Les stratégies monétaires
Denise Flouzat (2003)

Un petit que sais-je n’a jamais tué personne. Et quand en plus il s’appelle « Les stratégies monétaires », il a de quoi attirer l’attention. « Pourquoi stratégies monétaires ? Ce titre est adapté aux décisions monétaires contemporaines » nous dit l’auteur en introduction (au fait, dois-je dire « auteure », ou est-ce que je continue avec les « tares » machistes de la langue françaises auxquelles on s’est habitués ? Enorme dilemme, qui me laisse indécis. J’alternerai donc…). Ah, alors, il s’agit de politique monétaire. Oui, mais la politique monétaire, maintenant, on peut en parler comme d’une stratégie militaire, « d’abord en référence au vocabulaire militaire : les banquiers centraux, responsables des stratégies monétaires se situent dans un monde où leurs manoeuvres s’apparentent à celles préconisées par l’art militaire : observation, utilisation de l’information, gesticulation, attaque et défense de positions ». Bien, d’accord, en effet, ça se tient. Et puis, « la garantie du succès d’une stratégie militaire provient d’une crédibilité conquise grâce à des actions antérieures ». Mouai… là je vois moins, mais bon… Par ailleurs, l’exercice de la stratégie monétaire serait assez similaire à celui de la stratégie d’une entreprise qui, contrainte, doit effectuer des choix pour vaincre.

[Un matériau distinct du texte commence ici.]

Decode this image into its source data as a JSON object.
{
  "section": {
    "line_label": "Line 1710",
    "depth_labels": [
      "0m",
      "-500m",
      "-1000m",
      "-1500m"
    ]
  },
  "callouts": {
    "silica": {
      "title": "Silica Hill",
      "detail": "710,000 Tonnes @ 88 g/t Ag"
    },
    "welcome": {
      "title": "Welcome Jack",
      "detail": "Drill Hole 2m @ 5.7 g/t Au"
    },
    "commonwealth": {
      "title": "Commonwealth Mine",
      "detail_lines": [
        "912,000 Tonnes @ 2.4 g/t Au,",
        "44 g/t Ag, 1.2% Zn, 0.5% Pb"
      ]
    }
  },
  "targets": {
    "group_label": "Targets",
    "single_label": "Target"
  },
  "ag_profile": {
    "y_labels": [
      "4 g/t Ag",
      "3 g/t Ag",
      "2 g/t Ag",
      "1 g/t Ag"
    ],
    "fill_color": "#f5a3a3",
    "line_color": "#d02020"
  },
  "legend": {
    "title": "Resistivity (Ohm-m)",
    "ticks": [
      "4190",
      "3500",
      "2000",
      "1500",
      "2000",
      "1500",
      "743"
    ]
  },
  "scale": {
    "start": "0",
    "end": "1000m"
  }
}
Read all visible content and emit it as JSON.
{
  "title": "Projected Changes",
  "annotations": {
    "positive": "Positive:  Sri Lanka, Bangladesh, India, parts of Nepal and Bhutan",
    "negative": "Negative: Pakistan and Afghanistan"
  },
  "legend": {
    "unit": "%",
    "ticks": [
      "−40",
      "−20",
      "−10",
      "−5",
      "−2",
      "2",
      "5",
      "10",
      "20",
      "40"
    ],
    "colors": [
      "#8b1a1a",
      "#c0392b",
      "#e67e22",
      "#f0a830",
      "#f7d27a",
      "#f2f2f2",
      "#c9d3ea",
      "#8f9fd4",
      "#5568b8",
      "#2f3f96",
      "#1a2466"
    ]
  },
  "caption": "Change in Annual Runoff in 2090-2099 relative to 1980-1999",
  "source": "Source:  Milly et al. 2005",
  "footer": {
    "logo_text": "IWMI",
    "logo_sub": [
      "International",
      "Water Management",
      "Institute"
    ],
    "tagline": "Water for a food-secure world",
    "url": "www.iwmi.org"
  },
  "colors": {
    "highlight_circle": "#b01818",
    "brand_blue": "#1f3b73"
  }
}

Stratégie donc, la politique monétaire est morte, vive la stratégie. Disons le d’emblée, le contenu de l’ouvrage ne traduit pas assez cette entrée en matière. La notion de stratégie monétaire est bien le fil rouge de l’ouvrage, mais on le trouve parfois un peu trop fin. Ce n’est pas nécessairement une mauvaise nouvelle pour tous les lecteurs, puisqu’on trouvera en fait une présentation assez large de la politique monétaire dans les 128 pages réglementaires de ce que sais-je. L’ouvrage de cette ancienne membresse (ben quoi… on peut dire comme ça, non ?) du conseil de la politique monétaire de la Banque de France, universitaire de profession, est constitué de thèmes incontrounables dans la théorie monétaire assaisonnés de remarques sur la pratique de la politique (oups… « stratégie ») monétaire que l’on sent souvent insprées d’un vécu récent (il y a une façon de rédiger qui ne trompe pas dans ces cas-là, même dans un QSJ). Sur la profondeur des analyses théoriques, c’est du Flouzat pédagogique : comme dans son « Économie contemporaine » (qui doit en être à je ne sais plus combien d’éditions), on ne va pas aller barber le lecteur avec des équations inutiles, ce qui compte, c’est d’avoir une base élémentaire et puis de regarder ce qui se passe dans la vraie vie. N’allez pas en conclure que le livre se lit forcément facilement. D’abord, les aspects théoriques, bien que non approfondis, occupent un espace conséquent. Ensuite, le domaine de la technique monétaire et bancaire est représenté. Enfin, l’aspect empirique est souvent traité au travers de statistiques ou de chronologies qui, aussi intéressantes soient-elles, réclament une certaine concentration pour celui ou celle qui souhaite suivre l’auteure de bout en bout.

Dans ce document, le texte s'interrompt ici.